By: Lazuardi Bahrul Hidayat
Hingga saat ini demokrasi
masih menjadi topik hangat yang selalu diperbincangkan. Pembahasan demokrasi selalu berkutat
pada tataran epistemologis, penalaran pada praktek
demokrasi sangat kurang
mendapat perhatian. Demokrasi selalu dimaknai partisipasi masyarakat secara
aktif dan sukarela dalam proses bernegara. Padahal, pemaknaan demokrasi tidak cukup
sampai disitu. Hidupnya demokrasi tidak hanya dinilai pada tataran partisipasi
masyarakat, tapi juga pada tujuan demokrasi yang jelas. Analogi
sederhana dalam mengurai
praktiknya bahwa semua
orang bisa berjalan tapi tidak semua orang memiliki tujuan. Dalam konsep
bernegara, seluruh elemen mulai dari masyarakat hingga pemerintah harus
memiliki tujuan yang jelas terhadap arah perkembangan negara.
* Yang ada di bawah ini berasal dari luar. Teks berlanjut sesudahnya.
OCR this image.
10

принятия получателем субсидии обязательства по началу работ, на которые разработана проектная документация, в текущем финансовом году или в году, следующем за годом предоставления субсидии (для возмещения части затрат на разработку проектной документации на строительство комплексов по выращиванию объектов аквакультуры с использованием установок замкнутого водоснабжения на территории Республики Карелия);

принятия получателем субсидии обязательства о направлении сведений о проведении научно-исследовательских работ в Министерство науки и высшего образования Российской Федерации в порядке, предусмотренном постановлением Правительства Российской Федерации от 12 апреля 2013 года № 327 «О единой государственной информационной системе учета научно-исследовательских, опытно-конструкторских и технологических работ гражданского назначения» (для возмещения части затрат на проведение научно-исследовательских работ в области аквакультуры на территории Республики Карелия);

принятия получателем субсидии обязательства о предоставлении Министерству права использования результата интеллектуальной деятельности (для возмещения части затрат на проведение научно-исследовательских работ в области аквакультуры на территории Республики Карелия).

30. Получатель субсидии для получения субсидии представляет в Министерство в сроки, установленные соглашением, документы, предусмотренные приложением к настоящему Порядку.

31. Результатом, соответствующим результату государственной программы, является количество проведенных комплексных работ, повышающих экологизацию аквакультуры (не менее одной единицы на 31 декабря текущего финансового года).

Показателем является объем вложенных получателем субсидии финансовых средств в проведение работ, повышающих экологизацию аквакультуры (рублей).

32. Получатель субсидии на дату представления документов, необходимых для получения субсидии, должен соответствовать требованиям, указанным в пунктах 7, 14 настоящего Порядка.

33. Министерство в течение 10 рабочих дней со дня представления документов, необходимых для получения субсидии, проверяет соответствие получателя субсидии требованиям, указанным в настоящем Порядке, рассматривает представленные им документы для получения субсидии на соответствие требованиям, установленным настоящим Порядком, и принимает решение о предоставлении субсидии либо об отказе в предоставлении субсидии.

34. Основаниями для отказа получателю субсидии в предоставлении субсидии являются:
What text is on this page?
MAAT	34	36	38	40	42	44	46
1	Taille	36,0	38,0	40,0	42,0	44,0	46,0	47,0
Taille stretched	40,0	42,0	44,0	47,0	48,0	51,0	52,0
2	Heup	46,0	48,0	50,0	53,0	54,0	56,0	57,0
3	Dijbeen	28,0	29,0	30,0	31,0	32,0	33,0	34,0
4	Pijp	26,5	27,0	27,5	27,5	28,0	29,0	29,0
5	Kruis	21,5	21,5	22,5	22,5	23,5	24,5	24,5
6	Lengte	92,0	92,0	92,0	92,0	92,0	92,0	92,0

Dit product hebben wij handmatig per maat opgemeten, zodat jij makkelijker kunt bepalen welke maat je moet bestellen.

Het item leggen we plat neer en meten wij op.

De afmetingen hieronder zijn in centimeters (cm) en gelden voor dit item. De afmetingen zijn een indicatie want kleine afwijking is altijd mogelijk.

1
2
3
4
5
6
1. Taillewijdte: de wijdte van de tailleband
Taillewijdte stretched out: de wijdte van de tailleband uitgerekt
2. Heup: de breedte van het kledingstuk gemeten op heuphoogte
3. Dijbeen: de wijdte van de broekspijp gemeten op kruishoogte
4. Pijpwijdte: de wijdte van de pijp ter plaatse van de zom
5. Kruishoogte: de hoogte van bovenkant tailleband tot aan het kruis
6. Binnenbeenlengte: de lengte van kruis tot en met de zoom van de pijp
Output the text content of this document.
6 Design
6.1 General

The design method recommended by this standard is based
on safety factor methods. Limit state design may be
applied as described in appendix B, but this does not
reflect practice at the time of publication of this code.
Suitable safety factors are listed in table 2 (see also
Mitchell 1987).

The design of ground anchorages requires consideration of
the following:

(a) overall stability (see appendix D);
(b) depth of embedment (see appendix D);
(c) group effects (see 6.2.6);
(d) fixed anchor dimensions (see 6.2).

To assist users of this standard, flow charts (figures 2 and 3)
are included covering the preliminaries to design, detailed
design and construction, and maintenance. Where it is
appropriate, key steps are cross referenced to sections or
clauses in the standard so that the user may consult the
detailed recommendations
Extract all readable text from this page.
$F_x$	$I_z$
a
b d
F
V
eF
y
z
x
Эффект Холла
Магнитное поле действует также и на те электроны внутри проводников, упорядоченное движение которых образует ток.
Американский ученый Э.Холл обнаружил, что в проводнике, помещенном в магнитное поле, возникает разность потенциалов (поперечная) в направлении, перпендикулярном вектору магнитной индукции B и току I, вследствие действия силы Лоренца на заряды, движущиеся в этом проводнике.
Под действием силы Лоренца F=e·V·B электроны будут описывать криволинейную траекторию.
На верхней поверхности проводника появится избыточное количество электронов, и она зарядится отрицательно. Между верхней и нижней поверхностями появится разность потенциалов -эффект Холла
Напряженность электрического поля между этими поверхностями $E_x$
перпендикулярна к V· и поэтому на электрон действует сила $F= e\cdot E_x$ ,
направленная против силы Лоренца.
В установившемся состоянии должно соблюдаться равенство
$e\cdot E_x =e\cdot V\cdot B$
Demokrasi tidak hanya dipahami sebagai kedaulatan rakyat terhadap pemerintahan. Demokrasi harus juga dipahami sebagai proses yang terus memerlukan pengembangan gagasan, akulturasi budaya hingga kesesuaian kondisi geopolitik global. Demokrasi tidak hanya tumbuh tetapi juga lestari jika rakyat memiliki kesamaan pemahaman dan bekerjasama dalam mewujudkan gagasan. Oleh karena itu, demokrasi bukanlah tujuan akhir melainkan pembelajaran menuju ke arah perkembangan ketatanegaraan yang ideal. Demokrasi akan berjalan sesuai dengan perkembangan zaman dan akan sangat dipengaruhi oleh multi faktor negara tersebut.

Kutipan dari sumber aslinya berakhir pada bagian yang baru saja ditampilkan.